Richer people in the US and Europe consume clothing at a fast pace, and donate these clothes to charity shops. The charity shops sell 20% of it, and the rest gets baled up and shipped overseas to places like Ghana, the Philippines, etc., where it is sold to locals. Then the remaining 40% or something that is not sold is disposed of, often improperly, because local governments can't actually afford to properly dispose of the waste of much richer societies.

The same thing plays out in recycling, and China deciding to stop playing at the receiving end of this game has thrown a lot of “recycling” efforts into doubt, as it slowly dawns on us that likely none of this stuff was actually getting recycled anyway.

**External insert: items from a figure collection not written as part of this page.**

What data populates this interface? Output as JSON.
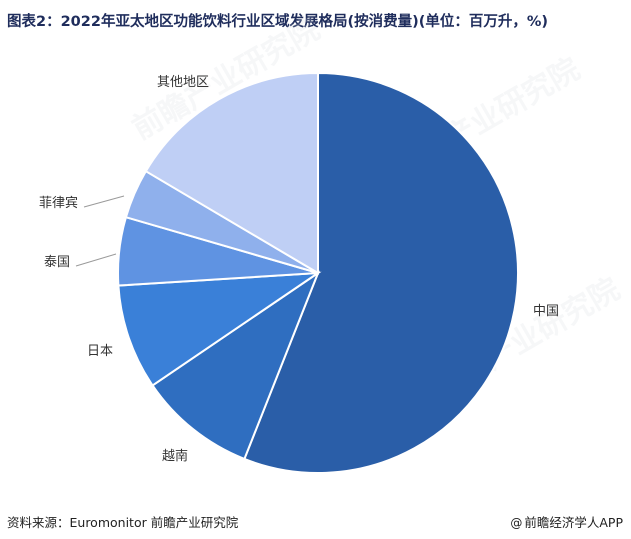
{
  "header": {
    "title": "图表2：2022年亚太地区功能饮料行业区域发展格局(按消费量)(单位：百万升，%)"
  },
  "chart_data": {
    "type": "pie",
    "title": "图表2：2022年亚太地区功能饮料行业区域发展格局(按消费量)(单位：百万升，%)",
    "categories": [
      "中国",
      "越南",
      "日本",
      "泰国",
      "菲律宾",
      "其他地区"
    ],
    "values": [
      56.0,
      9.5,
      8.5,
      5.5,
      4.0,
      16.5
    ],
    "colors": [
      "#2a5ea8",
      "#2f6ec0",
      "#3a80d8",
      "#5f93e2",
      "#8fb0ec",
      "#bfcff5"
    ],
    "legend": "none"
  },
  "footer": {
    "source": "资料来源：Euromonitor 前瞻产业研究院",
    "brand_symbol": "@",
    "brand": "前瞻经济学人APP"
  },
  "watermark": "前瞻产业研究院"
}
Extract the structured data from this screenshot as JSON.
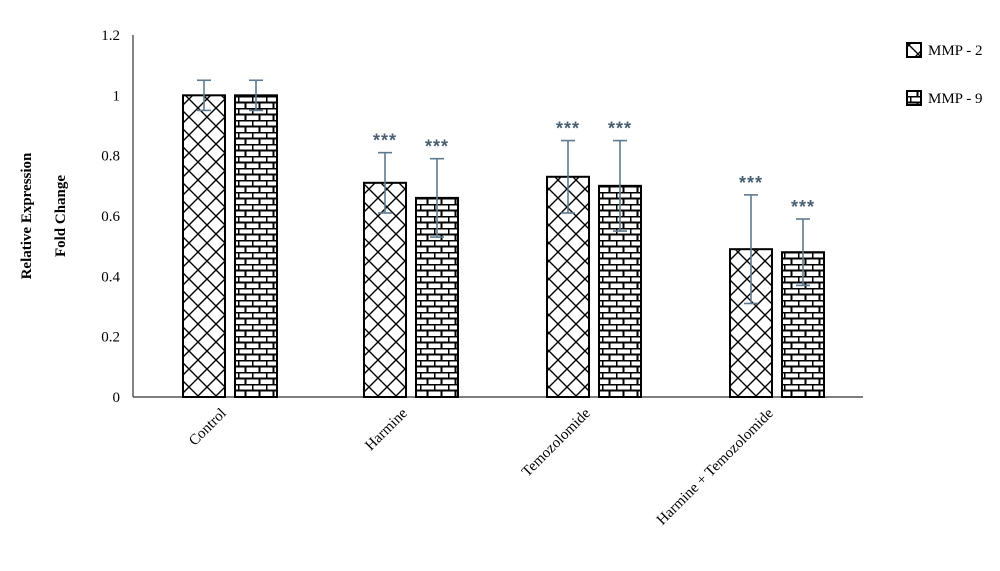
{
  "chart_data": {
    "type": "bar",
    "categories": [
      "Control",
      "Harmine",
      "Temozolomide",
      "Harmine + Temozolomide"
    ],
    "series": [
      {
        "name": "MMP - 2",
        "values": [
          1.0,
          0.71,
          0.73,
          0.49
        ],
        "errors": [
          0.05,
          0.1,
          0.12,
          0.18
        ],
        "significance": [
          "",
          "***",
          "***",
          "***"
        ]
      },
      {
        "name": "MMP - 9",
        "values": [
          1.0,
          0.66,
          0.7,
          0.48
        ],
        "errors": [
          0.05,
          0.13,
          0.15,
          0.11
        ],
        "significance": [
          "",
          "***",
          "***",
          "***"
        ]
      }
    ],
    "title": "",
    "xlabel": "",
    "ylabel_lines": [
      "Relative Expression",
      "Fold Change"
    ],
    "ylim": [
      0,
      1.2
    ],
    "yticks": [
      "0",
      "0.2",
      "0.4",
      "0.6",
      "0.8",
      "1",
      "1.2"
    ],
    "grid": false,
    "legend_position": "top-right",
    "colors": {
      "fill": "#ffffff",
      "pattern": "#000000",
      "error_bar": "#5f7a8e",
      "significance": "#4a5f72"
    }
  }
}
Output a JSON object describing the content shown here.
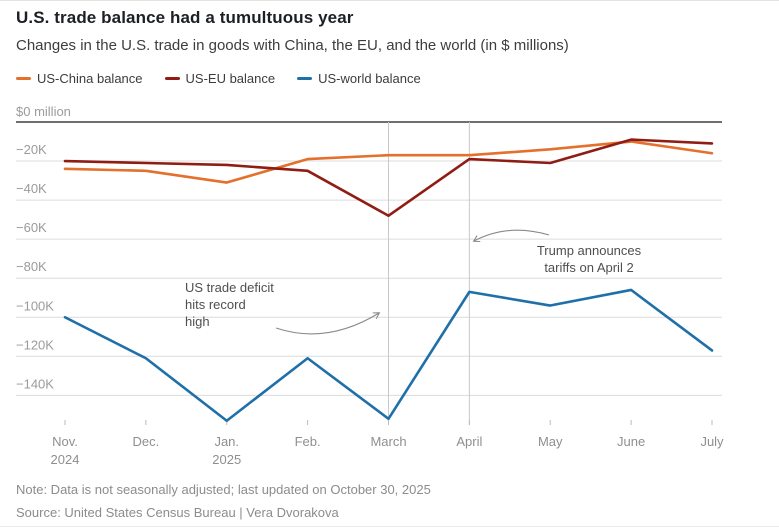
{
  "header": {
    "title": "U.S. trade balance had a tumultuous year",
    "subtitle": "Changes in the U.S. trade in goods with China, the EU, and the world (in $ millions)"
  },
  "chart_data": {
    "type": "line",
    "categories": [
      "Nov. 2024",
      "Dec.",
      "Jan. 2025",
      "Feb.",
      "March",
      "April",
      "May",
      "June",
      "July"
    ],
    "x_tick_labels": [
      [
        "Nov.",
        "2024"
      ],
      [
        "Dec."
      ],
      [
        "Jan.",
        "2025"
      ],
      [
        "Feb."
      ],
      [
        "March"
      ],
      [
        "April"
      ],
      [
        "May"
      ],
      [
        "June"
      ],
      [
        "July"
      ]
    ],
    "series": [
      {
        "name": "US-China balance",
        "color": "#e4702c",
        "values": [
          -24000,
          -25000,
          -31000,
          -19000,
          -17000,
          -17000,
          -14000,
          -10000,
          -16000
        ]
      },
      {
        "name": "US-EU balance",
        "color": "#8f1d14",
        "values": [
          -20000,
          -21000,
          -22000,
          -25000,
          -48000,
          -19000,
          -21000,
          -9000,
          -11000
        ]
      },
      {
        "name": "US-world balance",
        "color": "#1f6fa8",
        "values": [
          -100000,
          -121000,
          -153000,
          -121000,
          -152000,
          -87000,
          -94000,
          -86000,
          -117000
        ]
      }
    ],
    "y_axis": {
      "top_label": "$0 million",
      "ticks": [
        {
          "label": "−20K",
          "value": -20000
        },
        {
          "label": "−40K",
          "value": -40000
        },
        {
          "label": "−60K",
          "value": -60000
        },
        {
          "label": "−80K",
          "value": -80000
        },
        {
          "label": "−100K",
          "value": -100000
        },
        {
          "label": "−120K",
          "value": -120000
        },
        {
          "label": "−140K",
          "value": -140000
        }
      ],
      "ylim": [
        -160000,
        0
      ],
      "grid": true
    },
    "highlighted_x": [
      "March",
      "April"
    ],
    "legend_position": "top",
    "annotations": [
      {
        "text": "US trade deficit\nhits record\nhigh",
        "target": "March"
      },
      {
        "text": "Trump announces\ntariffs on April 2",
        "target": "April"
      }
    ]
  },
  "colors": {
    "zero_axis": "#3f3f3f",
    "gridline": "#dcdcdc",
    "highlight_gridline": "#c9c9c9",
    "tick": "#bbbbbb",
    "axis_label": "#9b9b9b",
    "month_label": "#8f8f8f",
    "arrow": "#8a8a8a"
  },
  "footer": {
    "note": "Note: Data is not seasonally adjusted; last updated on October 30, 2025",
    "source": "Source: United States Census Bureau | Vera Dvorakova"
  }
}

I suppose we can keep going if we build big enough landfills. I am not sure about the economics of landfills, though I do believe that environmentally they aren't too bad. Things like textiles should likely go into landfills quite safely, after all, even moreso than plastics.

But is there a point where we decide as a society that this isn't worth it? I'm not sure. If there is, there has to be a next step.

Actually durable materials? Actual recycling? Moving away from single use plastics and the like? If anything, we're moving towards these things, and the alternatives are often somehow worse, like the case of reusable shopping bags which are often not reused enough times to make their use more environmentally friendly than just using the thin plastic bags in the first place.

I worry that it's more complicated than anyone wants to reckon with, and the simple solutions often actually hurt more than they help.

When I think about that, and consider how, at least in the US, the government has reacted to what are conceptually quite simple problems (transportation, housing, racial equity), I have little hope for our ability to address these more complicated problems with our current government.

I see glimmers of hope in places where there appears to be more competence in government, but this competence also comes with costs. In Europe, competence in addressing human needs comes with economic costs. Maybe they don't matter that much if people are happier, but it is a mixed bag there. In some places, people seem to be happier. In others, it seems they aren't.

In Asia, the competence seems to come with a loss of freedom, like in Singapore, or the exploitation of a neighboring, poorer country (also Singapore, Hong Kong, and other places). In Europe and America, our exploitation of others is more at an arm's length, through trade and the exporting of waste, pollution, and so on. In Asia, exploitation is up close and personal, with domestic helpers and manual laborers from neighboring countries who have second-tier employment rights and no stake in the governance of the country they live in and work within.

I don't have any solutions, just wondering how we progress. Are we stuck at a local maximum, bounded by our own state capacity? It would be a shame if the march of progress was halted by such a simple thing, but the technology of government seems to have stalled quite a while ago.